Apply Data Reduction or Not? Data Management Strategy Series – Part 2

Apply-Data-Reduction-or-Not-Data-Management-Strategy-Series---Part-2

Table of Contents

Since resources are limited, no matter budgetary or physical resources, storage solutions vendors are committed to improving data storage efficiency. On the other hand, software-defined data reduction policies are also the keys to the dilemma.

Data reduction is a general description of the technology of reducing the practical capacity of raw data. Deduplication and compression are the most common policies used to help organizations deal with the growing data. Therefore, we will look at both features and find out the advantages and possible disadvantages.

Compression

Data compression is a data storage technology designed to reduce the size of files or data sets. By encoding information more efficiently, compression minimizes the amount of space required to store the data without sacrificing its essential content.

In the enterprise, compression is widely used in a variety of applications to optimize storage, increase data transfer speeds, and improve overall storage efficiency. Backup and archive are the best applications for compression. Other data types that are accessed infrequently are also suitable for compression, such as file sharing or log file management.

Compression might be more commonly used for different types of applications in enterprises. Nonetheless, some disadvantages restrict compression efficiency. Firstly, compression efficiency is strongly related to the storage vendor’s algorithm and mechanism. In addition, there are some data types that limit the performance of compression. For example, encrypted data is too complex to compress. Frequently accessed data may also not be suitable for compression policy.

Deduplication

Data deduplication is a data compression technology designed to reduce redundant copies of data. Instead of storing multiple instances of the same data, deduplication identifies and eliminates duplicate blocks so that only one copy remains. This results in significant storage space savings without compromising data integrity.

Deduplication is usually used when your data acquires a large amount of redundant data that is repeated regularly. For example, a virtualized environment creates virtual machines repetitively. In most cases, IT members will create the same virtual machines, and the data diversity is only user information. In this case, deduplication may be the ideal solution.

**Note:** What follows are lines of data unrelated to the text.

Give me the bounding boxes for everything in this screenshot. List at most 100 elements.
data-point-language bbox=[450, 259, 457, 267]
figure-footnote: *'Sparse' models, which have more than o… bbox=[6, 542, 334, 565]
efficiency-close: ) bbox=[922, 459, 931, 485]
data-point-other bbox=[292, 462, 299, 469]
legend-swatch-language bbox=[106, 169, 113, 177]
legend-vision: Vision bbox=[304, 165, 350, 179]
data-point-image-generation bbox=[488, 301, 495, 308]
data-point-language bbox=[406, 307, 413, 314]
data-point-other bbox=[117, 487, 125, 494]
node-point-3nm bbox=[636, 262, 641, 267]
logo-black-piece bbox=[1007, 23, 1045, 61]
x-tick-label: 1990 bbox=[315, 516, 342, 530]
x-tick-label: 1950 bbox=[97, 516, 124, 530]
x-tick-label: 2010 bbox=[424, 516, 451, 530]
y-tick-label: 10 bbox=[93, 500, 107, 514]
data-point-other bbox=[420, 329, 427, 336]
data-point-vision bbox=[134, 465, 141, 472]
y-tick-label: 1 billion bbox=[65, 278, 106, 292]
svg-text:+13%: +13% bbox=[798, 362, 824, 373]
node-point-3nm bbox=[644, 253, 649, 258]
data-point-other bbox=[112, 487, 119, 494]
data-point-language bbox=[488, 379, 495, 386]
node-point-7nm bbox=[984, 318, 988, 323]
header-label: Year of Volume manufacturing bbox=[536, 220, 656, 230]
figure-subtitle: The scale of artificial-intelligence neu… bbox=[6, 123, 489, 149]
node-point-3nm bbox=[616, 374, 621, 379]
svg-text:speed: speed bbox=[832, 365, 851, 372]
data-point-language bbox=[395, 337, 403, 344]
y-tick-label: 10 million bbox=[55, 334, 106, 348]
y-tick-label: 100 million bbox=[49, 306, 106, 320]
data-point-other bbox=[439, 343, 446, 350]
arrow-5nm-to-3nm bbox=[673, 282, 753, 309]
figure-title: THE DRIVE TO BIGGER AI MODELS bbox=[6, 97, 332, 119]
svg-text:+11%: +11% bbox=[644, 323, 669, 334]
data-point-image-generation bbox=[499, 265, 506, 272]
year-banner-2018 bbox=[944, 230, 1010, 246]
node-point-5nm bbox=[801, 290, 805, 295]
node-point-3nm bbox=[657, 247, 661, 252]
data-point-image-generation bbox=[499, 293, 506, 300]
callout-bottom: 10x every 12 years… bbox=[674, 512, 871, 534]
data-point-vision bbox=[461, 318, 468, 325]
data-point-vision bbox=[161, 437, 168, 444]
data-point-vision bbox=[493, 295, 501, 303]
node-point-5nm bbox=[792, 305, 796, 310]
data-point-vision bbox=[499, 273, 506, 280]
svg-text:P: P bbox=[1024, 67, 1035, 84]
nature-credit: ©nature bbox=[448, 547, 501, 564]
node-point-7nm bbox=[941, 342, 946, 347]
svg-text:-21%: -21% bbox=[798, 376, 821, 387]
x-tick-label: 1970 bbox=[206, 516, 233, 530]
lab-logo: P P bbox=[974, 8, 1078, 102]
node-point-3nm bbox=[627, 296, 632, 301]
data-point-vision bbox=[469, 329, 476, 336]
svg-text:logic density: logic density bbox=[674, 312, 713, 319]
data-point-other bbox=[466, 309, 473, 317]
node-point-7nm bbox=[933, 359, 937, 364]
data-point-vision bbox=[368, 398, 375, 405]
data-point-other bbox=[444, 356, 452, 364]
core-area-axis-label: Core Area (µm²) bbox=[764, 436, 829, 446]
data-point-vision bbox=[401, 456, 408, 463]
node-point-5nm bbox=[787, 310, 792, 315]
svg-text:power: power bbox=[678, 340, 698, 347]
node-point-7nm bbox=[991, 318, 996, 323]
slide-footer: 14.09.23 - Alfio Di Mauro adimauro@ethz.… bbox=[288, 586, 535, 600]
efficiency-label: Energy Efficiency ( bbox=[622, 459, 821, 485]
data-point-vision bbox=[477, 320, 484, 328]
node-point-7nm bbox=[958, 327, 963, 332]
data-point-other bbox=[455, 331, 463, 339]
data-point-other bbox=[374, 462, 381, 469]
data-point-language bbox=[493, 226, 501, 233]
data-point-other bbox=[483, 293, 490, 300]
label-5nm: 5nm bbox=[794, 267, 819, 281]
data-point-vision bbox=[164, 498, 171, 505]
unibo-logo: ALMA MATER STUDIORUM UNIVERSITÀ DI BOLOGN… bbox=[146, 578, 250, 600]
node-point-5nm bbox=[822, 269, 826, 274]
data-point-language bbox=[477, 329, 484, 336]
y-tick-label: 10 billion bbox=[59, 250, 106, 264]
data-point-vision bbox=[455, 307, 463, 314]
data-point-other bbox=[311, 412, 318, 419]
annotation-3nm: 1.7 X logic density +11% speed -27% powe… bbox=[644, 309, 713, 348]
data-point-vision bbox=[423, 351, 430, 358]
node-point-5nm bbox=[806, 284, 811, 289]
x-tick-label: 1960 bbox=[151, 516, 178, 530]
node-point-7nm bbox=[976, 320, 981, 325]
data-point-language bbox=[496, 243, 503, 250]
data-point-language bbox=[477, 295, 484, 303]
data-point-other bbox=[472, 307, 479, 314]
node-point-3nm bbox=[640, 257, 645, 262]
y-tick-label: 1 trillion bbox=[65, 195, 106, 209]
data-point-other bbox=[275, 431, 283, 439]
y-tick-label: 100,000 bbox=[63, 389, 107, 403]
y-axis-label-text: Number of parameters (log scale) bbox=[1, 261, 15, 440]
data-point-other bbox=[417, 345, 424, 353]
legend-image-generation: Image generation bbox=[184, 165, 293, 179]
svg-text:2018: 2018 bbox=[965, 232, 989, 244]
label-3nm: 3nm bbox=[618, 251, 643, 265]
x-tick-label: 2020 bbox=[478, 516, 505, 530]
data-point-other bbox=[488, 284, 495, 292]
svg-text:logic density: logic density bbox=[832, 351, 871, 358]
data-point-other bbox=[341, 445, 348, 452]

Despite the benefits of deduplication technology, it also has some limitations. The throughput takes the brunt when enabling deduplication. Deduped data needs to be searched when the client access the data. Thus, powerful storage device is required. Secondly, deduplication only works if the entire data is mostly the same. When deploying deduplication, relying on traditional hard drives may cause indexing failures due to relatively slow read and write speeds. Deduplication processes involve intensive indexing and comparison of data chunks, and traditional hard drives may struggle to meet the performance demands, resulting in delays and potential failures during the indexing phase. Therefore, storage vendors tend do use all-flash array strategy to meet performance requirements.

Guidelines to Assist in Determining the Use of Data Reduction

Although data reduction applications are limited, there are still more cost effective in most cases. According to the SNIA report, the TCO (Total Cost of Ownership) percentage per TB of “Traditional HDDs : NVMe SSDs” is approximately 45.37%. When the application data reduction rate reaches 54.63% or higher, the deduplication strategy will achieve better TCO than deploying a new storage device, as shown in the figure below. Since the application is more suitable for deduplication strategy, the better TCO can be accomplished. In addition, data reduction policies may result performance reduction, but the experience of deploying SSDs in a storage environment will still become more powerful.

Conclusion

Data compression emerges as a versatile storage technology that minimizes the space required to store data without affecting its essential content. It is widely used in a variety of enterprise applications to optimize storage, increase data transfer speeds, and facilitate backup and archiving. However, its efficiency depends on the storage vendor’s algorithm, and certain data types such as encrypted or frequently accessed data may pose challenges for optimal compression performance.

Deduplication is a technology that is good at eliminating redundant copies of data, stands out a valuable policy in scenarios where data repetition is prevalent, such as in virtualized environments.

While providing substantial storage capacity savings and cost efficiencies, there are also performance trade-offs. As a result, organizations must balance cost savings with potential performance overhead when designing their storage environment.